I brought my car into the shop today since it was making a scrapping/grinding noise when making a left turn, sounding a bit like an old van. Turns out that the problem was that the left front rotor was hitting the backing plate (which seems to have the function to hold the parts, but not the caliper, of the disk brake in place, the rotor being the disk part of the disk brake -- ah, it may mostly be the hand-brake drum brake), so for $64.78 the backing plate was adjusted to no longer do this. No sign of any damage to the rotor that I was told about, but we'll see. The part of the backing plate that I think was scrapping against the rotor doesn't look substantial to me and it is unclear to me what its function is, besides being a sort of mud catcher for the rotor.
I suspect the cause of this was the alignment I got when I bought new tires back in early June, something that shouldn't happen. So count this against Town Fair Tire in Hamden.

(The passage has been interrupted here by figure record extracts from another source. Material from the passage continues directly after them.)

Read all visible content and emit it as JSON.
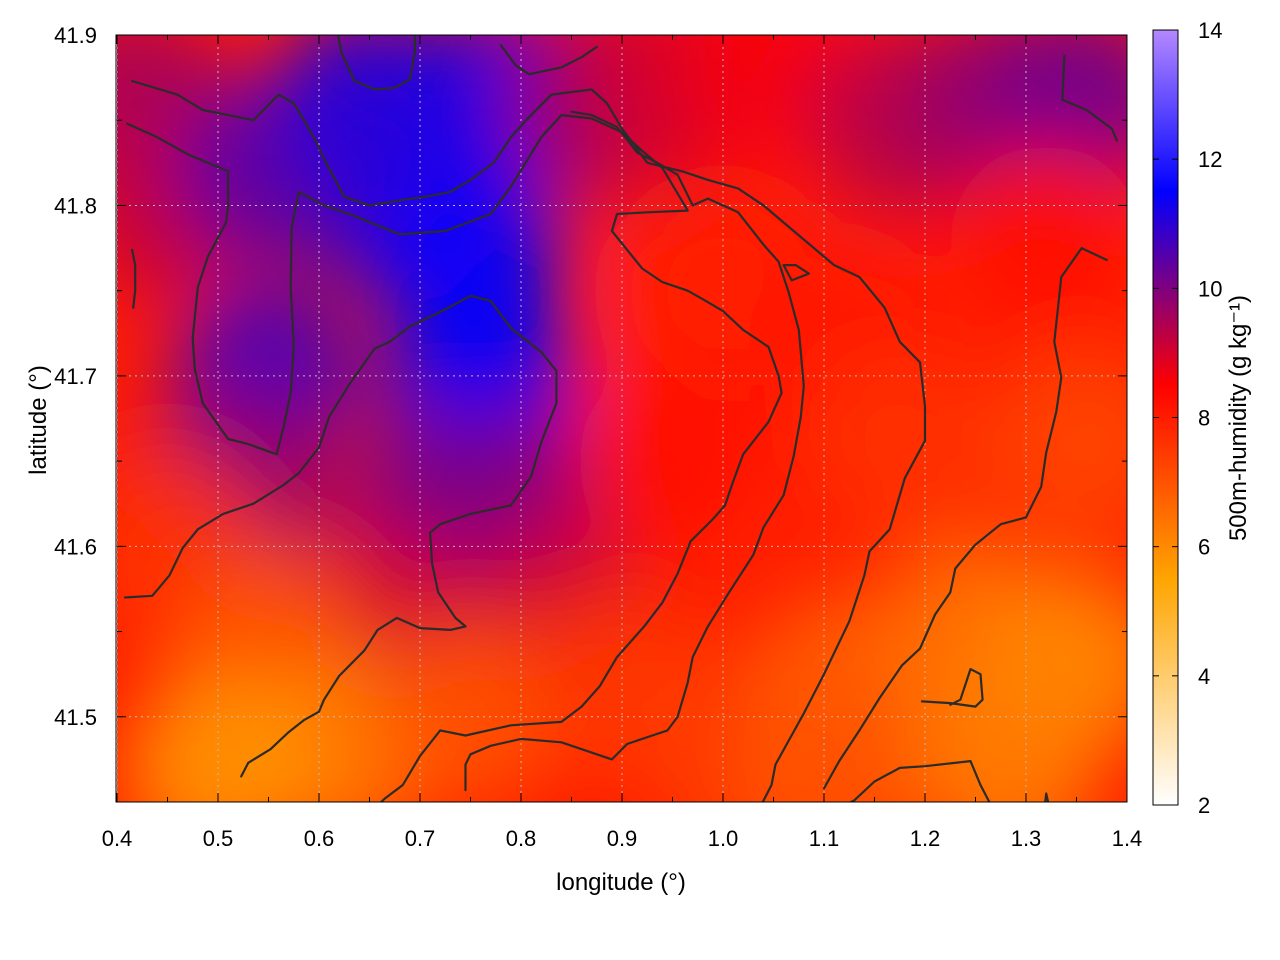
{
  "chart_data": {
    "type": "heatmap",
    "xlabel": "longitude (°)",
    "ylabel": "latitude (°)",
    "colorbar_label": "500m-humidity (g kg⁻¹)",
    "xlim": [
      0.4,
      1.4
    ],
    "ylim": [
      41.45,
      41.9
    ],
    "clim": [
      2,
      14
    ],
    "xticks": [
      "0.4",
      "0.5",
      "0.6",
      "0.7",
      "0.8",
      "0.9",
      "1.0",
      "1.1",
      "1.2",
      "1.3",
      "1.4"
    ],
    "yticks": [
      "41.5",
      "41.6",
      "41.7",
      "41.8",
      "41.9"
    ],
    "yticks_values": [
      41.5,
      41.6,
      41.7,
      41.8,
      41.9
    ],
    "cticks": [
      "2",
      "4",
      "6",
      "8",
      "10",
      "12",
      "14"
    ],
    "grid": true,
    "colormap": [
      "#ffffff",
      "#ffa500",
      "#ff0000",
      "#0000ff",
      "#b388ff"
    ],
    "colormap_stops": [
      2,
      5.5,
      8.5,
      11.5,
      14
    ],
    "humidity_field": [
      {
        "lon": 0.42,
        "lat": 41.86,
        "value": 9.6
      },
      {
        "lon": 0.45,
        "lat": 41.8,
        "value": 9.2
      },
      {
        "lon": 0.55,
        "lat": 41.82,
        "value": 10.5
      },
      {
        "lon": 0.55,
        "lat": 41.7,
        "value": 10.8
      },
      {
        "lon": 0.52,
        "lat": 41.64,
        "value": 9.8
      },
      {
        "lon": 0.65,
        "lat": 41.86,
        "value": 11.2
      },
      {
        "lon": 0.68,
        "lat": 41.8,
        "value": 11.0
      },
      {
        "lon": 0.75,
        "lat": 41.77,
        "value": 11.6
      },
      {
        "lon": 0.76,
        "lat": 41.7,
        "value": 11.5
      },
      {
        "lon": 0.78,
        "lat": 41.86,
        "value": 11.3
      },
      {
        "lon": 0.72,
        "lat": 41.62,
        "value": 10.2
      },
      {
        "lon": 0.8,
        "lat": 41.62,
        "value": 10.0
      },
      {
        "lon": 0.84,
        "lat": 41.56,
        "value": 9.0
      },
      {
        "lon": 0.66,
        "lat": 41.56,
        "value": 9.0
      },
      {
        "lon": 0.88,
        "lat": 41.86,
        "value": 9.6
      },
      {
        "lon": 0.95,
        "lat": 41.87,
        "value": 9.0
      },
      {
        "lon": 1.05,
        "lat": 41.88,
        "value": 8.6
      },
      {
        "lon": 1.18,
        "lat": 41.85,
        "value": 9.4
      },
      {
        "lon": 1.28,
        "lat": 41.86,
        "value": 9.8
      },
      {
        "lon": 1.36,
        "lat": 41.86,
        "value": 10.2
      },
      {
        "lon": 1.0,
        "lat": 41.75,
        "value": 8.0
      },
      {
        "lon": 1.12,
        "lat": 41.72,
        "value": 8.1
      },
      {
        "lon": 1.32,
        "lat": 41.78,
        "value": 8.3
      },
      {
        "lon": 0.95,
        "lat": 41.65,
        "value": 8.2
      },
      {
        "lon": 1.18,
        "lat": 41.66,
        "value": 7.6
      },
      {
        "lon": 1.36,
        "lat": 41.66,
        "value": 7.2
      },
      {
        "lon": 0.45,
        "lat": 41.6,
        "value": 7.6
      },
      {
        "lon": 0.55,
        "lat": 41.54,
        "value": 6.9
      },
      {
        "lon": 0.62,
        "lat": 41.48,
        "value": 6.2
      },
      {
        "lon": 0.5,
        "lat": 41.47,
        "value": 5.8
      },
      {
        "lon": 0.75,
        "lat": 41.5,
        "value": 7.0
      },
      {
        "lon": 0.9,
        "lat": 41.52,
        "value": 7.5
      },
      {
        "lon": 1.0,
        "lat": 41.48,
        "value": 7.4
      },
      {
        "lon": 1.12,
        "lat": 41.52,
        "value": 6.8
      },
      {
        "lon": 1.25,
        "lat": 41.55,
        "value": 6.4
      },
      {
        "lon": 1.35,
        "lat": 41.53,
        "value": 6.0
      },
      {
        "lon": 1.28,
        "lat": 41.47,
        "value": 6.2
      },
      {
        "lon": 1.1,
        "lat": 41.46,
        "value": 7.0
      }
    ],
    "contours": [
      [
        [
          0.415,
          41.873
        ],
        [
          0.46,
          41.865
        ],
        [
          0.485,
          41.856
        ],
        [
          0.535,
          41.85
        ],
        [
          0.56,
          41.865
        ],
        [
          0.575,
          41.86
        ],
        [
          0.595,
          41.84
        ],
        [
          0.607,
          41.825
        ],
        [
          0.625,
          41.805
        ],
        [
          0.65,
          41.8
        ],
        [
          0.68,
          41.803
        ],
        [
          0.705,
          41.805
        ],
        [
          0.73,
          41.808
        ],
        [
          0.75,
          41.815
        ],
        [
          0.773,
          41.825
        ],
        [
          0.79,
          41.84
        ],
        [
          0.805,
          41.85
        ],
        [
          0.83,
          41.865
        ],
        [
          0.87,
          41.868
        ],
        [
          0.885,
          41.86
        ],
        [
          0.9,
          41.845
        ],
        [
          0.925,
          41.825
        ],
        [
          0.96,
          41.82
        ],
        [
          0.985,
          41.815
        ],
        [
          1.015,
          41.81
        ],
        [
          1.04,
          41.8
        ],
        [
          1.07,
          41.785
        ],
        [
          1.1,
          41.77
        ],
        [
          1.11,
          41.765
        ],
        [
          1.135,
          41.758
        ],
        [
          1.16,
          41.74
        ],
        [
          1.175,
          41.72
        ],
        [
          1.195,
          41.708
        ],
        [
          1.2,
          41.682
        ],
        [
          1.2,
          41.662
        ],
        [
          1.18,
          41.64
        ],
        [
          1.165,
          41.61
        ],
        [
          1.145,
          41.597
        ],
        [
          1.14,
          41.583
        ],
        [
          1.125,
          41.556
        ],
        [
          1.1,
          41.525
        ],
        [
          1.08,
          41.502
        ],
        [
          1.052,
          41.472
        ],
        [
          1.048,
          41.46
        ],
        [
          1.035,
          41.445
        ],
        [
          1.022,
          41.425
        ]
      ],
      [
        [
          0.41,
          41.848
        ],
        [
          0.44,
          41.84
        ],
        [
          0.47,
          41.83
        ],
        [
          0.51,
          41.82
        ],
        [
          0.51,
          41.8
        ],
        [
          0.508,
          41.79
        ],
        [
          0.49,
          41.77
        ],
        [
          0.48,
          41.752
        ],
        [
          0.475,
          41.722
        ],
        [
          0.477,
          41.704
        ],
        [
          0.485,
          41.684
        ],
        [
          0.51,
          41.663
        ],
        [
          0.53,
          41.66
        ],
        [
          0.558,
          41.654
        ],
        [
          0.565,
          41.67
        ],
        [
          0.572,
          41.69
        ],
        [
          0.575,
          41.717
        ],
        [
          0.572,
          41.752
        ],
        [
          0.573,
          41.787
        ],
        [
          0.58,
          41.808
        ],
        [
          0.605,
          41.8
        ],
        [
          0.63,
          41.795
        ],
        [
          0.68,
          41.783
        ],
        [
          0.725,
          41.785
        ],
        [
          0.77,
          41.795
        ],
        [
          0.79,
          41.811
        ],
        [
          0.82,
          41.84
        ],
        [
          0.84,
          41.853
        ],
        [
          0.87,
          41.851
        ],
        [
          0.9,
          41.843
        ],
        [
          0.92,
          41.832
        ],
        [
          0.94,
          41.822
        ],
        [
          0.955,
          41.807
        ],
        [
          0.965,
          41.797
        ],
        [
          0.925,
          41.796
        ],
        [
          0.895,
          41.795
        ],
        [
          0.89,
          41.785
        ],
        [
          0.905,
          41.774
        ],
        [
          0.92,
          41.763
        ],
        [
          0.94,
          41.755
        ],
        [
          0.965,
          41.75
        ],
        [
          0.98,
          41.745
        ],
        [
          1.0,
          41.738
        ],
        [
          1.02,
          41.727
        ],
        [
          1.045,
          41.717
        ],
        [
          1.055,
          41.7
        ],
        [
          1.058,
          41.69
        ],
        [
          1.045,
          41.673
        ],
        [
          1.02,
          41.654
        ],
        [
          1.01,
          41.638
        ],
        [
          1.002,
          41.624
        ],
        [
          0.99,
          41.616
        ],
        [
          0.968,
          41.603
        ],
        [
          0.955,
          41.584
        ],
        [
          0.94,
          41.567
        ],
        [
          0.922,
          41.553
        ],
        [
          0.895,
          41.535
        ],
        [
          0.878,
          41.518
        ],
        [
          0.86,
          41.506
        ],
        [
          0.84,
          41.497
        ],
        [
          0.79,
          41.495
        ],
        [
          0.745,
          41.489
        ],
        [
          0.72,
          41.492
        ],
        [
          0.7,
          41.477
        ],
        [
          0.683,
          41.46
        ],
        [
          0.665,
          41.452
        ],
        [
          0.653,
          41.445
        ]
      ],
      [
        [
          0.408,
          41.57
        ],
        [
          0.435,
          41.571
        ],
        [
          0.452,
          41.583
        ],
        [
          0.465,
          41.599
        ],
        [
          0.48,
          41.61
        ],
        [
          0.505,
          41.619
        ],
        [
          0.535,
          41.625
        ],
        [
          0.565,
          41.636
        ],
        [
          0.58,
          41.643
        ],
        [
          0.6,
          41.658
        ],
        [
          0.61,
          41.676
        ],
        [
          0.63,
          41.695
        ],
        [
          0.655,
          41.716
        ],
        [
          0.67,
          41.72
        ],
        [
          0.69,
          41.729
        ],
        [
          0.725,
          41.739
        ],
        [
          0.75,
          41.747
        ],
        [
          0.77,
          41.744
        ],
        [
          0.79,
          41.728
        ],
        [
          0.82,
          41.714
        ],
        [
          0.835,
          41.703
        ],
        [
          0.835,
          41.684
        ],
        [
          0.82,
          41.661
        ],
        [
          0.81,
          41.641
        ],
        [
          0.79,
          41.624
        ],
        [
          0.75,
          41.619
        ],
        [
          0.72,
          41.613
        ],
        [
          0.71,
          41.608
        ],
        [
          0.712,
          41.59
        ],
        [
          0.718,
          41.573
        ],
        [
          0.735,
          41.558
        ],
        [
          0.745,
          41.553
        ],
        [
          0.73,
          41.551
        ],
        [
          0.7,
          41.552
        ],
        [
          0.677,
          41.558
        ],
        [
          0.658,
          41.551
        ],
        [
          0.645,
          41.539
        ],
        [
          0.62,
          41.524
        ],
        [
          0.605,
          41.51
        ],
        [
          0.6,
          41.503
        ],
        [
          0.585,
          41.498
        ],
        [
          0.57,
          41.491
        ],
        [
          0.552,
          41.481
        ],
        [
          0.53,
          41.473
        ],
        [
          0.523,
          41.465
        ]
      ],
      [
        [
          0.415,
          41.774
        ],
        [
          0.418,
          41.765
        ],
        [
          0.418,
          41.75
        ],
        [
          0.416,
          41.74
        ]
      ],
      [
        [
          0.618,
          41.903
        ],
        [
          0.622,
          41.89
        ],
        [
          0.635,
          41.873
        ],
        [
          0.655,
          41.868
        ],
        [
          0.675,
          41.869
        ],
        [
          0.69,
          41.874
        ],
        [
          0.695,
          41.89
        ],
        [
          0.695,
          41.903
        ]
      ],
      [
        [
          0.78,
          41.894
        ],
        [
          0.795,
          41.882
        ],
        [
          0.808,
          41.877
        ],
        [
          0.84,
          41.881
        ],
        [
          0.86,
          41.887
        ],
        [
          0.875,
          41.893
        ]
      ],
      [
        [
          1.06,
          41.765
        ],
        [
          1.072,
          41.765
        ],
        [
          1.085,
          41.76
        ],
        [
          1.068,
          41.756
        ],
        [
          1.06,
          41.765
        ]
      ],
      [
        [
          0.745,
          41.457
        ],
        [
          0.745,
          41.472
        ],
        [
          0.75,
          41.478
        ],
        [
          0.77,
          41.483
        ],
        [
          0.8,
          41.487
        ],
        [
          0.84,
          41.485
        ],
        [
          0.89,
          41.475
        ],
        [
          0.905,
          41.484
        ],
        [
          0.93,
          41.489
        ],
        [
          0.945,
          41.492
        ],
        [
          0.955,
          41.5
        ],
        [
          0.965,
          41.52
        ],
        [
          0.97,
          41.535
        ],
        [
          0.985,
          41.553
        ],
        [
          1.005,
          41.572
        ],
        [
          1.03,
          41.595
        ],
        [
          1.04,
          41.611
        ],
        [
          1.06,
          41.63
        ],
        [
          1.07,
          41.653
        ],
        [
          1.077,
          41.676
        ],
        [
          1.08,
          41.694
        ],
        [
          1.075,
          41.727
        ],
        [
          1.065,
          41.749
        ],
        [
          1.055,
          41.767
        ],
        [
          1.04,
          41.777
        ],
        [
          1.015,
          41.796
        ],
        [
          0.985,
          41.804
        ],
        [
          0.97,
          41.8
        ],
        [
          0.955,
          41.818
        ],
        [
          0.935,
          41.825
        ],
        [
          0.915,
          41.831
        ],
        [
          0.895,
          41.846
        ],
        [
          0.87,
          41.853
        ],
        [
          0.85,
          41.855
        ]
      ],
      [
        [
          1.11,
          41.445
        ],
        [
          1.13,
          41.451
        ],
        [
          1.15,
          41.462
        ],
        [
          1.175,
          41.47
        ],
        [
          1.2,
          41.471
        ],
        [
          1.245,
          41.474
        ],
        [
          1.255,
          41.46
        ],
        [
          1.268,
          41.445
        ]
      ],
      [
        [
          1.197,
          41.509
        ],
        [
          1.225,
          41.508
        ],
        [
          1.25,
          41.506
        ],
        [
          1.257,
          41.51
        ],
        [
          1.255,
          41.525
        ],
        [
          1.245,
          41.528
        ],
        [
          1.235,
          41.51
        ],
        [
          1.225,
          41.507
        ]
      ],
      [
        [
          1.318,
          41.445
        ],
        [
          1.32,
          41.455
        ],
        [
          1.323,
          41.447
        ]
      ],
      [
        [
          1.338,
          41.888
        ],
        [
          1.336,
          41.862
        ],
        [
          1.36,
          41.856
        ],
        [
          1.385,
          41.845
        ],
        [
          1.39,
          41.838
        ]
      ],
      [
        [
          1.38,
          41.768
        ],
        [
          1.355,
          41.775
        ],
        [
          1.335,
          41.758
        ],
        [
          1.328,
          41.72
        ],
        [
          1.335,
          41.699
        ],
        [
          1.33,
          41.679
        ],
        [
          1.32,
          41.655
        ],
        [
          1.315,
          41.635
        ],
        [
          1.3,
          41.617
        ],
        [
          1.275,
          41.613
        ],
        [
          1.25,
          41.601
        ],
        [
          1.23,
          41.587
        ],
        [
          1.225,
          41.573
        ],
        [
          1.21,
          41.56
        ],
        [
          1.195,
          41.54
        ],
        [
          1.177,
          41.53
        ],
        [
          1.155,
          41.511
        ],
        [
          1.135,
          41.492
        ],
        [
          1.115,
          41.474
        ],
        [
          1.1,
          41.458
        ]
      ]
    ]
  }
}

Here's a backing plate behind a rotor on a disk brake (in this case an E39 BMW, also see some nice photos of cutting back the baking plate so it won't scrape the larger rotor for this brake upgrade):
Update #1: having felt the backing plate with my hand, this piece of metal is so insubstantial that there is no way it is going to damage the rotor. The puzzle now is how the backing plate keeps its shape as well as it does in order to not scrape the rotor and make noise all the time. Not too many flying rocks under foot it seems.